Document and/or decide on the Replicant project signing and encryption key usage and policies
Updated by Denis 'GNUtoo' Carikli 11 months ago
- Subject changed from Document and/or decide on the Replicant project gpg key usage and policies to Document and/or decide on the Replicant project signing and encryption key usage and policies
Replicant mainly uses gpg for signing the releases.
The gpg key is also setup for the contact address, but it's use is highly discouraged as not everyone has access to that key.
Some people already used that gpg (public) key to send encrypted logs with potentially privacy sensitive information in bugreports, but as not everyone has access to that key currently only developers not participating anymore in Replicant can read such logs.
See the following for some examples of gpg usage:
- Keys are used by the recovery to verify the installation zip.
- Keys are also used to sign apk within the Replicant image.

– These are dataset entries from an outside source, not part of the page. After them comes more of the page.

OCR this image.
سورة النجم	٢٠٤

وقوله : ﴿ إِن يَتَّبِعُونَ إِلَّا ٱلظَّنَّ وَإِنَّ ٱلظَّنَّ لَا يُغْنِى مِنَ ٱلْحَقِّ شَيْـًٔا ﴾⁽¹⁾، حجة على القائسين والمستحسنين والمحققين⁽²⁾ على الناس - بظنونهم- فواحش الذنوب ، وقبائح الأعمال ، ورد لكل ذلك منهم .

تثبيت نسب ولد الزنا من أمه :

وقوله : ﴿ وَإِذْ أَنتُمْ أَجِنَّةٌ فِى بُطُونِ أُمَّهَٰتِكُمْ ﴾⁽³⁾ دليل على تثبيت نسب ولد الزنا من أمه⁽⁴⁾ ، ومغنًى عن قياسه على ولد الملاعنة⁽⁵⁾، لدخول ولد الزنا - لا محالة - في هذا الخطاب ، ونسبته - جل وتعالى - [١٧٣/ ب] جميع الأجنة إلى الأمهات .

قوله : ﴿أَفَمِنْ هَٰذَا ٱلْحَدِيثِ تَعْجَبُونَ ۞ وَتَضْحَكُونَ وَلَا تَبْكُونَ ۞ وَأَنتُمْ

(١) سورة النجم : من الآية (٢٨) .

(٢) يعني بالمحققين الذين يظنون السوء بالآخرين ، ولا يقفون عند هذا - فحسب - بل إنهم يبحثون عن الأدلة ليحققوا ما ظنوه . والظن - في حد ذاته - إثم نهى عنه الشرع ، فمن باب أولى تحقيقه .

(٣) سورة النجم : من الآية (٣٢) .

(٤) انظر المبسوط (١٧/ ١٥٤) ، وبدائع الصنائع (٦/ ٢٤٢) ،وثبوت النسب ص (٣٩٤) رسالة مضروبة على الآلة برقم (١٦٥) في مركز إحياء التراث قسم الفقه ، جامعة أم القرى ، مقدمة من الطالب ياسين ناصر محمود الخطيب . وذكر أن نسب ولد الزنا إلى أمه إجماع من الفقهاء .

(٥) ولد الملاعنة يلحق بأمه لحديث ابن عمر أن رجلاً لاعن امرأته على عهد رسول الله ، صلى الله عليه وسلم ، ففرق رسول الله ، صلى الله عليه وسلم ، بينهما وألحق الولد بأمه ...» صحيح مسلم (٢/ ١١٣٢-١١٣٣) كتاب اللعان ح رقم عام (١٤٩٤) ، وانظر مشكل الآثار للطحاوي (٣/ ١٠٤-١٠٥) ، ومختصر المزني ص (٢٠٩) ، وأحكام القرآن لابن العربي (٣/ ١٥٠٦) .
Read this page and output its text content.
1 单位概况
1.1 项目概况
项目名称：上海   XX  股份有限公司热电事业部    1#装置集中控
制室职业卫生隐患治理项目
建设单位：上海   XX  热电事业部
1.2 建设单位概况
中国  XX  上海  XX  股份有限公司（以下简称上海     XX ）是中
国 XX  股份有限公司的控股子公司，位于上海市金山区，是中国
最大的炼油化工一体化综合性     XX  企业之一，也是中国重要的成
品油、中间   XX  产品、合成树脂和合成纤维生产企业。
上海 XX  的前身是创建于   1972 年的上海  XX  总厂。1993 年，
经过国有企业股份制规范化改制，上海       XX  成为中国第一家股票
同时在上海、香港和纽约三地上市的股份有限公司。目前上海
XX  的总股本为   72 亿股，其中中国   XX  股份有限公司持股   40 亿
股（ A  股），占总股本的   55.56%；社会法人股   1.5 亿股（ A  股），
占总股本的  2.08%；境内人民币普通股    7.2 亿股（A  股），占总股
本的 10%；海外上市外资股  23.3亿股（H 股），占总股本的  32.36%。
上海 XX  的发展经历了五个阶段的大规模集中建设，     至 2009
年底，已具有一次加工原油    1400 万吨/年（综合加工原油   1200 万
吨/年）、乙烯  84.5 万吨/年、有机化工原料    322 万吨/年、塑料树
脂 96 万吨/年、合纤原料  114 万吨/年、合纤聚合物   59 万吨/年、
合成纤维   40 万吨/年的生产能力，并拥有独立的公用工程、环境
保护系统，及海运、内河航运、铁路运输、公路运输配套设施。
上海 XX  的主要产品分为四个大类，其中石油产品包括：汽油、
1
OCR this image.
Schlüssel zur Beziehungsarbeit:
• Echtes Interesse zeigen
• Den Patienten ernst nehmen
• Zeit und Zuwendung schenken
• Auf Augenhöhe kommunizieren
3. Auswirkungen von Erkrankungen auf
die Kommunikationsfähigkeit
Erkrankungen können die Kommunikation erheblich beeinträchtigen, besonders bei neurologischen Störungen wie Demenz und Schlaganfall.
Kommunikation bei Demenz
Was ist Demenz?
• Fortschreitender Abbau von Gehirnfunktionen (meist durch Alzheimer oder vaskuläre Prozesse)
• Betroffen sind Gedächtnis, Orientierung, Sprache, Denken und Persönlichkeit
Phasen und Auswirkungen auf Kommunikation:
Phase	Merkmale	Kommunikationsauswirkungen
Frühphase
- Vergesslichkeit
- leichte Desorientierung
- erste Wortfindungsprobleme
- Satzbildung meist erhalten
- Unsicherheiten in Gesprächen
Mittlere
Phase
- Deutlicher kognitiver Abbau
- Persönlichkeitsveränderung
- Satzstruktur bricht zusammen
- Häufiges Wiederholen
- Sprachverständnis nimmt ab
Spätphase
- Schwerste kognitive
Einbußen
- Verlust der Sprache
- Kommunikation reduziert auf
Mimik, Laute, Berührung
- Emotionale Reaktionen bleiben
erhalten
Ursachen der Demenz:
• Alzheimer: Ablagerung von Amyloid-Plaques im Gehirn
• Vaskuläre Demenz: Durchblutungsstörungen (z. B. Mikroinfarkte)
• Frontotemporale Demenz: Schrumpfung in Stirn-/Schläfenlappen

- Keys might also be used for generating OTA upgrades, but that is currently unused by Replicant.
Updated by Denis 'GNUtoo' Carikli 4 months ago
- Status changed from New to Resolved
- Resolution set to fixed
Updated by Kurtis Hanna 4 months ago
- % Done changed from 0 to 100
We should create a new issue, if it isn't created already, related to using a keyring with the public key of several Replicant developers, like it is done in Parabola with the parabola-keyring package, as is discussed at the link GNUtoo provided above.